I don't think so, since we are now explicitly specifying the fields to search in the query.

ramenhog commented 6 years ago

It's looking good 🎉 ! These are the results I get after using that updated query with the use cases I initially posted:

KRAS: screen shot 2018-04-09 at 2 23 24 pm

BRCA2: screen shot 2018-04-09 at 2 23 17 pm

TP53: screen shot 2018-04-09 at 2 23 36 pm

Please let me know if there's any other cases I should test. If it all looks good, I'll get a PR out for fixing this 👍

cgreene commented 6 years ago

Woo! 🎉 This looks much better!

dhimmel commented 6 years ago

If it all looks good, I'll get a PR out for fixing this

Let's PR. We'll deal with remaining issues as they come up as this is already a huge improvement.

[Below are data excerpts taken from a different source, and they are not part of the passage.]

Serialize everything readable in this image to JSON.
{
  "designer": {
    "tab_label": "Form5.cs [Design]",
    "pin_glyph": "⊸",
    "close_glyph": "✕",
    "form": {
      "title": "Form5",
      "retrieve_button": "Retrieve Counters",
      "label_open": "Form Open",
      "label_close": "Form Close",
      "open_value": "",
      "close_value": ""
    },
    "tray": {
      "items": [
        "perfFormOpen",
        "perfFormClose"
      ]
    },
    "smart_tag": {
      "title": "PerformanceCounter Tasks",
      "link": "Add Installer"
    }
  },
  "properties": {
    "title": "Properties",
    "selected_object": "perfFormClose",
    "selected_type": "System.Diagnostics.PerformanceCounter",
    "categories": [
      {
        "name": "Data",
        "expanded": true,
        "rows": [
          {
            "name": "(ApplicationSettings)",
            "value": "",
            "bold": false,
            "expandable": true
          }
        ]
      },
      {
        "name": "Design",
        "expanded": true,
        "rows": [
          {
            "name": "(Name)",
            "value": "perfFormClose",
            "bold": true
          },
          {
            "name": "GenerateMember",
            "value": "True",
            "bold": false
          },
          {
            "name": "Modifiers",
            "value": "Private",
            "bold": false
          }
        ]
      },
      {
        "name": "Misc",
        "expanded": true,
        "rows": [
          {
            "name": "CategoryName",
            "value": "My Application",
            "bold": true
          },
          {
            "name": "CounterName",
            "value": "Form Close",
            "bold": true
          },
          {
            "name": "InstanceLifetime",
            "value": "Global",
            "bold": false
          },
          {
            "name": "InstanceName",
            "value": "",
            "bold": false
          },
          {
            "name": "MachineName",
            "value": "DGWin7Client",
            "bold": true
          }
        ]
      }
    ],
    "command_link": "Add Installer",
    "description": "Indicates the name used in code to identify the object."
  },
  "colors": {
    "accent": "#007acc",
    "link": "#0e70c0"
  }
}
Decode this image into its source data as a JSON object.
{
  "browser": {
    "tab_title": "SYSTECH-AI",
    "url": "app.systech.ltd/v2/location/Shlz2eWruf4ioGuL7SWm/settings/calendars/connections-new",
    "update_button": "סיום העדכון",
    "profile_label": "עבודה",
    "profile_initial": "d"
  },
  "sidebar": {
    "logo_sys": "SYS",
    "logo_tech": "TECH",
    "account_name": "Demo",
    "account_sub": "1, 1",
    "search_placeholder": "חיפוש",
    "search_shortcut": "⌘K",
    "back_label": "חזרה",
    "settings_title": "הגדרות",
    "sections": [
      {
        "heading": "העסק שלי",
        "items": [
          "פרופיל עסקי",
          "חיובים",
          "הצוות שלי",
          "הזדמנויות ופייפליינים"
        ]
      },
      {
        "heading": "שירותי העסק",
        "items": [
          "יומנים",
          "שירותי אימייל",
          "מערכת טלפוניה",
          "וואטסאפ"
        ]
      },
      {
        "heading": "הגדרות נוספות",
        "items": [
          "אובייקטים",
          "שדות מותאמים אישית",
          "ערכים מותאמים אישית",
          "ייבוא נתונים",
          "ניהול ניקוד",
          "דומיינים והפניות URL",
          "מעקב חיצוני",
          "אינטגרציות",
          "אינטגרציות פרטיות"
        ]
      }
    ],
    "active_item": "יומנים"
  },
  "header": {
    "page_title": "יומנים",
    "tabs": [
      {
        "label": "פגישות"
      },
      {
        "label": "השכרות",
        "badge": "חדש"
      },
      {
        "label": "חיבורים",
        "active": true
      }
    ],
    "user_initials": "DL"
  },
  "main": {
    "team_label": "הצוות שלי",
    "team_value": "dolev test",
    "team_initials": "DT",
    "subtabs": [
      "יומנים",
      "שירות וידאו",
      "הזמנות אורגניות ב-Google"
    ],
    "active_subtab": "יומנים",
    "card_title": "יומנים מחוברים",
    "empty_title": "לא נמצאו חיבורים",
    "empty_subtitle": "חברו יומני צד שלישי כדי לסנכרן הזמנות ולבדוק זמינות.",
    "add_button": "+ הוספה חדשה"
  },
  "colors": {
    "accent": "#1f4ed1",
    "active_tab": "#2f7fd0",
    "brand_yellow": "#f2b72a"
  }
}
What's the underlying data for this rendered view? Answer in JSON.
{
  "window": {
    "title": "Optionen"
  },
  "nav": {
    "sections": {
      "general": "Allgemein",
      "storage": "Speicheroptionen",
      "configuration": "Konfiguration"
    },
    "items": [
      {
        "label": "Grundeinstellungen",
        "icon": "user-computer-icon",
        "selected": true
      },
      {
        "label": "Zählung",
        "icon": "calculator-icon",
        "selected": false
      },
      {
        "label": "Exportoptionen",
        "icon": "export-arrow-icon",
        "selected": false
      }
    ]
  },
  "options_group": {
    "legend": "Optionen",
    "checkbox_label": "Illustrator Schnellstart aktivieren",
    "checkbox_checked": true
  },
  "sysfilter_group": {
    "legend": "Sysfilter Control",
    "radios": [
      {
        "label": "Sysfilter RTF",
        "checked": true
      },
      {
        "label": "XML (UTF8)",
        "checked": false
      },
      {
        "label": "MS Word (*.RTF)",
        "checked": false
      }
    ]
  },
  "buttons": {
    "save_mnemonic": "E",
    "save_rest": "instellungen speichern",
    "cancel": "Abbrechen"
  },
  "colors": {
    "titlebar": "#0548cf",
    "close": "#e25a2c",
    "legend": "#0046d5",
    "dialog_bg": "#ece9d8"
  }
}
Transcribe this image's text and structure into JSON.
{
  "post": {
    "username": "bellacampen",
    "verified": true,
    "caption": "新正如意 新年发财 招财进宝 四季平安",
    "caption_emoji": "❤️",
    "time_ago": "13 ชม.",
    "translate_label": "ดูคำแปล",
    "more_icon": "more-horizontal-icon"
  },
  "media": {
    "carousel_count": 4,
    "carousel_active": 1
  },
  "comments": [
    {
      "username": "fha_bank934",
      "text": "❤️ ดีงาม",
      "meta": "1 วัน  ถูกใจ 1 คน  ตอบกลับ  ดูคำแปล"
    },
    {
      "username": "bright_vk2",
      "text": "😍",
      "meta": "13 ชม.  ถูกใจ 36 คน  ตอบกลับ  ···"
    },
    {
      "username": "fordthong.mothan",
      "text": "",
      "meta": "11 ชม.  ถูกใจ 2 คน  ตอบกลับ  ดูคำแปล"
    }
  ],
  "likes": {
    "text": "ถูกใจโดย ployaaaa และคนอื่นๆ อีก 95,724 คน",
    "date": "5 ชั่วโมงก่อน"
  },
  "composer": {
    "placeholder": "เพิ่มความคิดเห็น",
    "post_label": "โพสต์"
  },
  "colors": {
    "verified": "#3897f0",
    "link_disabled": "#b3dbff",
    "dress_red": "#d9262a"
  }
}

cyrus0824 commented 6 years ago

Hi everyone, glad this is starting to look better. A couple more things I wanted to suggest:

1) The weights I picked in the initial example were arbitrary, and could result in extreme overweighing of certain types of hits (this may or may not be what you're interested in). In general we've had the best luck picking weights between 0.5 and 1.5, as it seems not to squash the inter-hit scoring differences. You can see what I'm talking about in the _score of each hit in the weighted query (some are ~350, others are ~5). You could probably get the same hit ordering using less exaggerated weights...

2) Specifically @dhimmel : after looking into the elasticsearch text segmentation algorithm, I saw that the "-" character is actually a token delimiter :( This means that "proto" and "oncogene" are separate tokens, and at best "name:proto-onco" would need to be searched like "name:proto AND name:onco".